Belcea Quartet Plays Britten
Available at Amazon: Benjamin Britten, String Quartets No. 1-3, Three Divertimenti, Belcea Quartet (released on May 10, 2005) |
Sorrel Quartet and the Maggini Quartet have all three quartets over two discs. Both are reputed to be fine.) I am an ardent admirer of Britten's operas, and I am often impressed by just how good the purely instrumental moments are in his vocal works. The three works for string quartet that he actually named string quartet should be played more than they are. As much as I have enjoyed listening to this recording repeatedly, I have been most moved by the Britten quartets in the live performances I have heard, especially that extraordinary one of the Jupiter Quartet. Nothing against this fine disc: I often feel that way about the impact of a live performance. Judging by their recording, I do hope that the Belcea Quartet will be playing the Britten quartets in our area sometime soon. Since the time of this recording, though, cellist Alasdair Tait has left the group, now replaced by Antoine Lederlin, who is just as capable judging by their performance at the Library of Congress.
We have Elizabeth Sprague Coolidge, the great music patroness of the Library of Congress, to thank for the first Britten quartet (op. 25, D major). In 1941, she commissioned the composer while he was in exile in the United States, a request that he fulfilled in the short period of two months. It was only one of the many services that Mrs. Coolidge performed on behalf of contemporary chamber music. In this performance, its first movement has an otherworldly melting of the three upper strings over the tender pizzicati of the cello. The Allegro vivo section that balances the Andante sostenuto is dominated by the searing E-string playing of first violinist Corina Belcea, whose strong tone belies her thin, elegant frame. The brief second movement, a sort of scherzo marked Allegretto con slancio, pulses athletically in the Belcea Quartet's remarkably unified sense of ensemble. The quartet is dominated by the slow movement (Andante calmo), the longest one. It has some calm moments, but also some exciting full-bodied passages, which the Belcea Quartet makes loud but never shrill. It is the agitated half of this equation that wins out, with the Molto Vivace finale.
The second quartet (op. 36, C major) comes from only a few years later, in 1945, but it has a more historically informed plan, since it was a tribute to the music of Henry Purcell (it was premiered on the 250th anniversary of Purcell's death), an English composer whom Britten saw as his most important forebear. (He used a Purcell theme as the basis of his Young Person's Guide to the Orchestra around the same time.) The first movement is thrice the length of the fast-moving, full-throated second movement, which roars down to a muted conclusion. What I found so moving in the Jupiter's live performance of this quartet was the exultant triumph of the crashing C major chords in the finale, as they overcome the serpentine, dissonant main theme, the melody of war, that dominates the piece. It is stated in a gorgeous unison at the opening of the vast final movement, twice again the length of the first movement, which here is a sustained unspiraling of the chaconne pattern with that thrill of those devastating C major chords at the end.

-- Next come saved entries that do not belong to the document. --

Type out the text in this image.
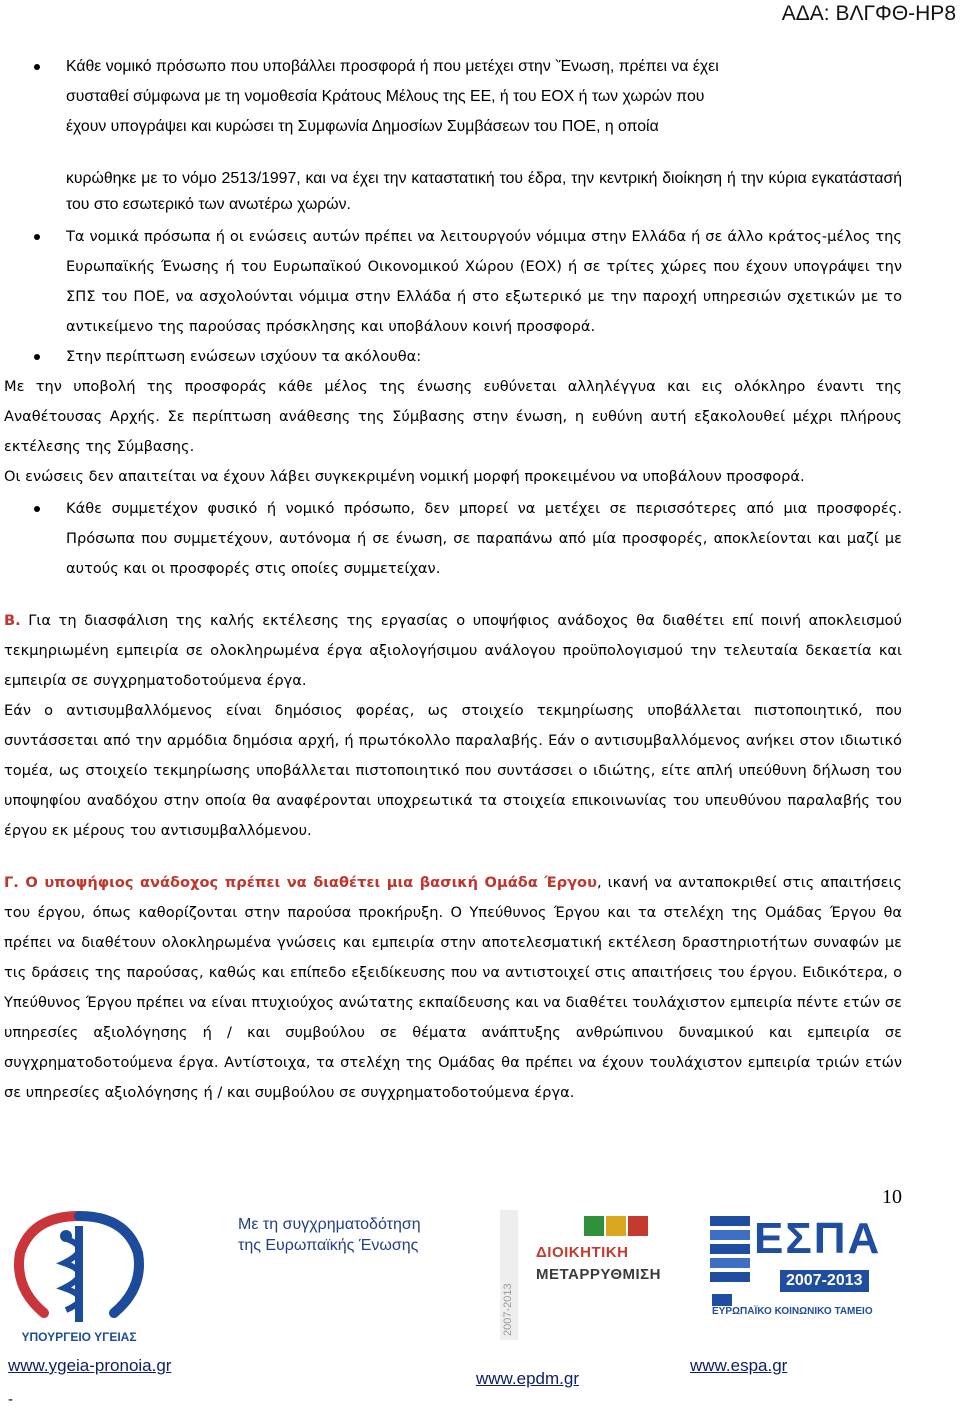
ΑΔΑ: ΒΛΓΦΘ-ΗΡ8
Κάθε νομικό πρόσωπο που υποβάλλει προσφορά ή που μετέχει στην ‵Ένωση, πρέπει να έχει
συσταθεί σύμφωνα με τη νομοθεσία Κράτους Μέλους της ΕΕ, ή του ΕΟΧ ή των χωρών που
έχουν υπογράψει και κυρώσει τη Συμφωνία Δημοσίων Συμβάσεων του ΠΟΕ, η οποία
κυρώθηκε με το νόμο 2513/1997, και να έχει την καταστατική του έδρα, την κεντρική διοίκηση ή την κύρια εγκατάστασή του στο εσωτερικό των ανωτέρω χωρών.
Τα νομικά πρόσωπα ή οι ενώσεις αυτών πρέπει να λειτουργούν νόμιμα στην Ελλάδα ή σε άλλο κράτος-μέλος της Ευρωπαϊκής Ένωσης ή του Ευρωπαϊκού Οικονομικού Χώρου (ΕΟΧ) ή σε τρίτες χώρες που έχουν υπογράψει την ΣΠΣ του ΠΟΕ, να ασχολούνται νόμιμα στην Ελλάδα ή στο εξωτερικό με την παροχή υπηρεσιών σχετικών με το αντικείμενο της παρούσας πρόσκλησης και υποβάλουν κοινή προσφορά.
Στην περίπτωση ενώσεων ισχύουν τα ακόλουθα:
Με την υποβολή της προσφοράς κάθε μέλος της ένωσης ευθύνεται αλληλέγγυα και εις ολόκληρο έναντι της Αναθέτουσας Αρχής. Σε περίπτωση ανάθεσης της Σύμβασης στην ένωση, η ευθύνη αυτή εξακολουθεί μέχρι πλήρους εκτέλεσης της Σύμβασης.
Οι ενώσεις δεν απαιτείται να έχουν λάβει συγκεκριμένη νομική μορφή προκειμένου να υποβάλουν προσφορά.
Κάθε συμμετέχον φυσικό ή νομικό πρόσωπο, δεν μπορεί να μετέχει σε περισσότερες από μια προσφορές. Πρόσωπα που συμμετέχουν, αυτόνομα ή σε ένωση, σε παραπάνω από μία προσφορές, αποκλείονται και μαζί με αυτούς και οι προσφορές στις οποίες συμμετείχαν.
Β. Για τη διασφάλιση της καλής εκτέλεσης της εργασίας ο υποψήφιος ανάδοχος θα διαθέτει επί ποινή αποκλεισμού τεκμηριωμένη εμπειρία σε ολοκληρωμένα έργα αξιολογήσιμου ανάλογου προϋπολογισμού την τελευταία δεκαετία και εμπειρία σε συγχρηματοδοτούμενα έργα.
Εάν ο αντισυμβαλλόμενος είναι δημόσιος φορέας, ως στοιχείο τεκμηρίωσης υποβάλλεται πιστοποιητικό, που συντάσσεται από την αρμόδια δημόσια αρχή, ή πρωτόκολλο παραλαβής. Εάν ο αντισυμβαλλόμενος ανήκει στον ιδιωτικό τομέα, ως στοιχείο τεκμηρίωσης υποβάλλεται πιστοποιητικό που συντάσσει ο ιδιώτης, είτε απλή υπεύθυνη δήλωση του υποψηφίου αναδόχου στην οποία θα αναφέρονται υποχρεωτικά τα στοιχεία επικοινωνίας του υπευθύνου παραλαβής του έργου εκ μέρους του αντισυμβαλλόμενου.
Γ. Ο υποψήφιος ανάδοχος πρέπει να διαθέτει μια βασική Ομάδα Έργου, ικανή να ανταποκριθεί στις απαιτήσεις του έργου, όπως καθορίζονται στην παρούσα προκήρυξη. Ο Υπεύθυνος Έργου και τα στελέχη της Ομάδας Έργου θα πρέπει να διαθέτουν ολοκληρωμένα γνώσεις και εμπειρία στην αποτελεσματική εκτέλεση δραστηριοτήτων συναφών με τις δράσεις της παρούσας, καθώς και επίπεδο εξειδίκευσης που να αντιστοιχεί στις απαιτήσεις του έργου. Ειδικότερα, ο Υπεύθυνος Έργου πρέπει να είναι πτυχιούχος ανώτατης εκπαίδευσης και να διαθέτει τουλάχιστον εμπειρία πέντε ετών σε υπηρεσίες αξιολόγησης ή / και συμβούλου σε θέματα ανάπτυξης ανθρώπινου δυναμικού και εμπειρία σε συγχρηματοδοτούμενα έργα. Αντίστοιχα, τα στελέχη της Ομάδας θα πρέπει να έχουν τουλάχιστον εμπειρία τριών ετών σε υπηρεσίες αξιολόγησης ή / και συμβούλου σε συγχρηματοδοτούμενα έργα.
10
ΥΠΟΥΡΓΕΙΟ ΥΓΕΙΑΣ
Με τη συγχρηματοδότηση
της Ευρωπαϊκής Ένωσης
2007-2013
ΔΙΟΙΚΗΤΙΚΗ
ΜΕΤΑΡΡΥΘΜΙΣΗ
ΕΣΠΑ
2007-2013
ΕΥΡΩΠΑΪΚΟ ΚΟΙΝΩΝΙΚΟ ΤΑΜΕΙΟ
www.ygeia-pronoia.gr
www.epdm.gr
www.espa.gr
-
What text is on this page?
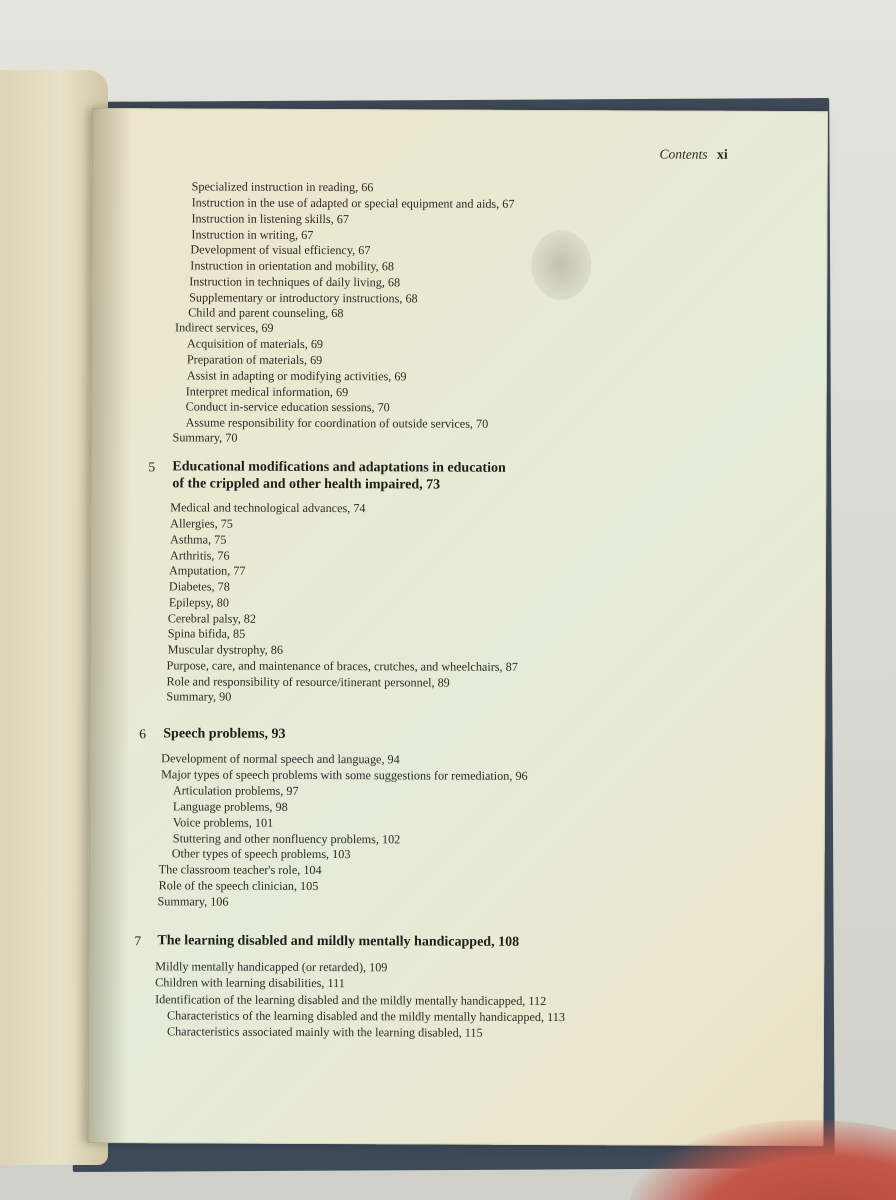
Contents xi
Specialized instruction in reading, 66
Instruction in the use of adapted or special equipment and aids, 67
Instruction in listening skills, 67
Instruction in writing, 67
Development of visual efficiency, 67
Instruction in orientation and mobility, 68
Instruction in techniques of daily living, 68
Supplementary or introductory instructions, 68
Child and parent counseling, 68
Indirect services, 69
Acquisition of materials, 69
Preparation of materials, 69
Assist in adapting or modifying activities, 69
Interpret medical information, 69
Conduct in-service education sessions, 70
Assume responsibility for coordination of outside services, 70
Summary, 70
5 Educational modifications and adaptations in education
of the crippled and other health impaired, 73
Medical and technological advances, 74
Allergies, 75
Asthma, 75
Arthritis, 76
Amputation, 77
Diabetes, 78
Epilepsy, 80
Cerebral palsy, 82
Spina bifida, 85
Muscular dystrophy, 86
Purpose, care, and maintenance of braces, crutches, and wheelchairs, 87
Role and responsibility of resource/itinerant personnel, 89
Summary, 90
6 Speech problems, 93
Development of normal speech and language, 94
Major types of speech problems with some suggestions for remediation, 96
Articulation problems, 97
Language problems, 98
Voice problems, 101
Stuttering and other nonfluency problems, 102
Other types of speech problems, 103
The classroom teacher's role, 104
Role of the speech clinician, 105
Summary, 106
7 The learning disabled and mildly mentally handicapped, 108
Mildly mentally handicapped (or retarded), 109
Children with learning disabilities, 111
Identification of the learning disabled and the mildly mentally handicapped, 112
Characteristics of the learning disabled and the mildly mentally handicapped, 113
Characteristics associated mainly with the learning disabled, 115
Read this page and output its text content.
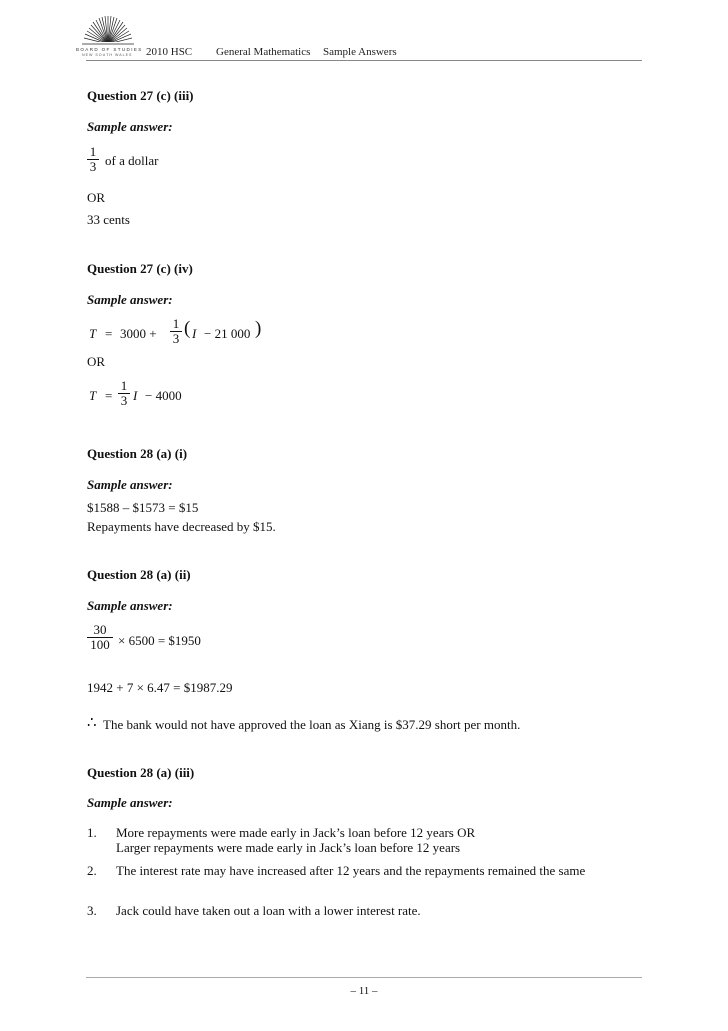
BOARD OF STUDIES
NEW SOUTH WALES 2010 HSC General Mathematics Sample Answers
Question 27 (c) (iii)
Sample answer:
$\frac{1}{3}$ of a dollar
OR
33 cents
Question 27 (c) (iv)
Sample answer:
$T = 3000 + \frac{1}{3}$ ( I − 21 000 )
OR
$T = \frac{1}{3}$ I − 4000
Question 28 (a) (i)
Sample answer:
$1588 – $1573 = $15
Repayments have decreased by $15.
Question 28 (a) (ii)
Sample answer:
$\frac{30}{100} \times 6500$ = $1950
1942 + 7 × 6.47 = $1987.29
∴ The bank would not have approved the loan as Xiang is $37.29 short per month.
Question 28 (a) (iii)
Sample answer:
1. More repayments were made early in Jack’s loan before 12 years OR
Larger repayments were made early in Jack’s loan before 12 years
2. The interest rate may have increased after 12 years and the repayments remained the same
3. Jack could have taken out a loan with a lower interest rate.
– 11 –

In the year before he died, Britten completed a third string quartet (op. 94), a piece that turns inward. Britten composed parts of it while in Venice -- the final movement is subtitled "La Serenissima," a name ascribed to that city by its residents -- the setting of his disturbing, beautiful, and quasi-autobiographical opera Death in Venice. Not long before he died, Britten helped the Amadeus Quartet rehearse the piece, which they premiered a couple weeks after he was dead. It is a collection of five rather different movements, capturing the moods of this great musician as he looked death in the face. This performance is a strong combination of somber introspection (as in the first movement, the metaphysical Duets and the ineffably sad, lonely middle movement, Solo, with the luscious work of Corina Belcea on first violin) and hysterical shriek (parts of the rapid Ostinato and the Shostakovich-like miniature Burlesque). Britten was working on the final movement during his final visit to his beloved Venice, and its second section is a passacaglia based on a theme supposedly derived from the ringing of the bells of La Serenissima. The Belceas have put down a luminous account of this movement, with its utterly unresolved conclusion.
The only reason to include the Three Divertimenti is to justify having a second disc for the third quartet. As revised juvenilia, they are not a good enough reason to buy this disc, and while I could probably do without them if I had to, they aren't bad. Certainly, by comparison to the Brodsky quartet disc, I would advise having all three of the Britten quartets, and here you can do so at the cost of a 2-CD set. You cannot go wrong with this technically polished, well-recorded, and emotionally grand performance.